Haiti, due anni dopo
L'anniversario del terremoto ci dà l'occasione per fare il punto della situazione nel Paese: sono ancora 500.00 gli sfollati e sono state riparate 21.000 case
All’indomani del sisma del 12 gennaio 2010, che aveva causato la morte di 250’000 persone, le stime parlavano di 1,5 milioni di sfollati. Oggi sono ancora 500’000. In compenso, a fine novembre 2011, sono stati costruiti 100’000 rifugi temporanei e sono state riparate o ricostruite 21’000 case. I dati sono riportati da Swissinfo.ch, che ha anche raccolto alcune dichiarazioni di connazionali e residenti coinvolti:
«In questi due anni non si può certo dire che sia successo granché», sostiene alla rivista Charles Ridoré, sociologo haitiano che vive in Svizzera. «L’ONU è nello stesso tempo giudice e parte in causa.
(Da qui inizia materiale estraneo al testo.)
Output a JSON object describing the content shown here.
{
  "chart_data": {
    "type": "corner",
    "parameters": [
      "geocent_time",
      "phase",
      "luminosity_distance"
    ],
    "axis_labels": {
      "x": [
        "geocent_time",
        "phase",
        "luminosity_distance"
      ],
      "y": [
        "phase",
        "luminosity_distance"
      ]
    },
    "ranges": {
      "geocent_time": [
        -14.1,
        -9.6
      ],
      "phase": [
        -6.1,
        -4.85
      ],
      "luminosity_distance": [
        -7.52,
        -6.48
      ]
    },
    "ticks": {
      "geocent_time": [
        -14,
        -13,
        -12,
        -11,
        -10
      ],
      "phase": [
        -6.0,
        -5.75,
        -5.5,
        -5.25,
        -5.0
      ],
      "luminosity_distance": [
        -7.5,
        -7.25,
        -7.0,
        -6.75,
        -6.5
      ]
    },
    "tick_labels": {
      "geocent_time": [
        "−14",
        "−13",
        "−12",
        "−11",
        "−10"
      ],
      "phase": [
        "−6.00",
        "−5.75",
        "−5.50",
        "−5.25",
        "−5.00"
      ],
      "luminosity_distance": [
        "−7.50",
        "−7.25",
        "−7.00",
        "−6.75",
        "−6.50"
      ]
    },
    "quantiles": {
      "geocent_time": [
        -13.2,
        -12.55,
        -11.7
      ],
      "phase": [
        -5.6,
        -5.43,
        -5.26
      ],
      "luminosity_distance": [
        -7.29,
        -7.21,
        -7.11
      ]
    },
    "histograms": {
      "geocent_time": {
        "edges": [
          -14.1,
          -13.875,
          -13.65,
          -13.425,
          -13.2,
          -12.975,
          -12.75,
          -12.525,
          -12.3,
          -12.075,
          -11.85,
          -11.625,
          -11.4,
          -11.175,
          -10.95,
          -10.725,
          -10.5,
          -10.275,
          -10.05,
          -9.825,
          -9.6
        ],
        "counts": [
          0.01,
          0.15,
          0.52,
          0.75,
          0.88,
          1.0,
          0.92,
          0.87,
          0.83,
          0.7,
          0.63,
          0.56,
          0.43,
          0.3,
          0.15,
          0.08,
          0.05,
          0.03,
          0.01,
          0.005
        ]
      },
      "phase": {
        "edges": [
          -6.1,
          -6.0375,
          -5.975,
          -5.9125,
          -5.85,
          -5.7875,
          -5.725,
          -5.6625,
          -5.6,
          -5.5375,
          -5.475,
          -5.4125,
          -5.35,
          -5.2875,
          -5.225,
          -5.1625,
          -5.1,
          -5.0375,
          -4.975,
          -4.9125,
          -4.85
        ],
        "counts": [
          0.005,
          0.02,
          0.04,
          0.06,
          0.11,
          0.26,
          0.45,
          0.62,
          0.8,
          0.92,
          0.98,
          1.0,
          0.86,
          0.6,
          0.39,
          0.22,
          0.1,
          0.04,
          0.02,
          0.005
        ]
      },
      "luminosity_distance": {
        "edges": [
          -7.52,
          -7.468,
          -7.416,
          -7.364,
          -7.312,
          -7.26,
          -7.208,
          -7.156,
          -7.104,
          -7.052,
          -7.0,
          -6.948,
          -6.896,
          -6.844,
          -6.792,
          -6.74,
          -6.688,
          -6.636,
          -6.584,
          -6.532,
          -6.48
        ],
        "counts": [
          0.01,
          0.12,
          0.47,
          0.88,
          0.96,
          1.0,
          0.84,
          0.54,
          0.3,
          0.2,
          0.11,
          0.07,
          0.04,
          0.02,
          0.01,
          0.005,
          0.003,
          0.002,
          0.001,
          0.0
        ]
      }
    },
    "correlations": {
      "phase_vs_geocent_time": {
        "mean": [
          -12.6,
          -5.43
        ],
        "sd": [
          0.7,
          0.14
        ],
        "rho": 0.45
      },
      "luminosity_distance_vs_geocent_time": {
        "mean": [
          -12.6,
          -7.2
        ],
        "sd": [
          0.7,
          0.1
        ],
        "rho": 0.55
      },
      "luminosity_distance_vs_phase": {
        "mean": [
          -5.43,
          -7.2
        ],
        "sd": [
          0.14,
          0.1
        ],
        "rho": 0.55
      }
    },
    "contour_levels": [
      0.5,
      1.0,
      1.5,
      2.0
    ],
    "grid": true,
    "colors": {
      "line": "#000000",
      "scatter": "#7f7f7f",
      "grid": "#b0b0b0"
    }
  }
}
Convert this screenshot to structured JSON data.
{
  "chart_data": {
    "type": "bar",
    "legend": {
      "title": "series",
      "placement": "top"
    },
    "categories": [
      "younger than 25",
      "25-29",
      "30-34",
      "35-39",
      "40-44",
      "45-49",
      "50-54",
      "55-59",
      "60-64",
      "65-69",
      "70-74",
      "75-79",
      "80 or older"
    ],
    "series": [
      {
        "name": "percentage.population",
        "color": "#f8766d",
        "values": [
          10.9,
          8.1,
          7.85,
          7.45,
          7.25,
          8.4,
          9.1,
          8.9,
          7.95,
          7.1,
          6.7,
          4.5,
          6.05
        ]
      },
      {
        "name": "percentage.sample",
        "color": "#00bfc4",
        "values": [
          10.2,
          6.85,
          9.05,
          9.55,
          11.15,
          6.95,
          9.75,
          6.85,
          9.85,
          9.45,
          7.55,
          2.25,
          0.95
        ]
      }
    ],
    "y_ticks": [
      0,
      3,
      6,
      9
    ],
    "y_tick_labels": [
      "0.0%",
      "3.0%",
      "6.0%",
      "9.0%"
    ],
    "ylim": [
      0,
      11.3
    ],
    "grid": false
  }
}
Lo si è visto nel caso dell’epidemia di colera. Solo grazie a una perizia esterna, l’ONU ha ammesso le sue responsabilità nell’avere importato questa malattia sull’isola». L’epidemia di colera, scoppiata nel novembre 2010, ha fatto già 7’000 vittime e contaminato circa mezzo milione di persone.
D’altra parte la situazione politica è precaria: la mancanza di leadership, sia a livello nazionale che internazionale, ha impedito l’attuazione di un piano di ricostruzione globale. Eletto il 14 maggio 2011, il nuovo presidente Michel Martelly ha dovuto passare i primi sei mesi del suo mandato a battersi per trovare una maggioranza parlamentare e fare approvare il suo governo. Un governo che, tra l’altro, non ha ancora annunciato la lista dei suoi progetti prioritari.
La ricostruzione, caotica e non coordinata, avviene ad opera delle ONG, degli enti di cooperazione bilaterali e soprattutto dei privati. Come ad esempio sull’immensa pianura di Canaan, a nord di Port-au-Prince, dove sono sorte e continuano a sorgere decine di migliaia di baracche, in un irrimediabile processo di «baraccopolizzazione».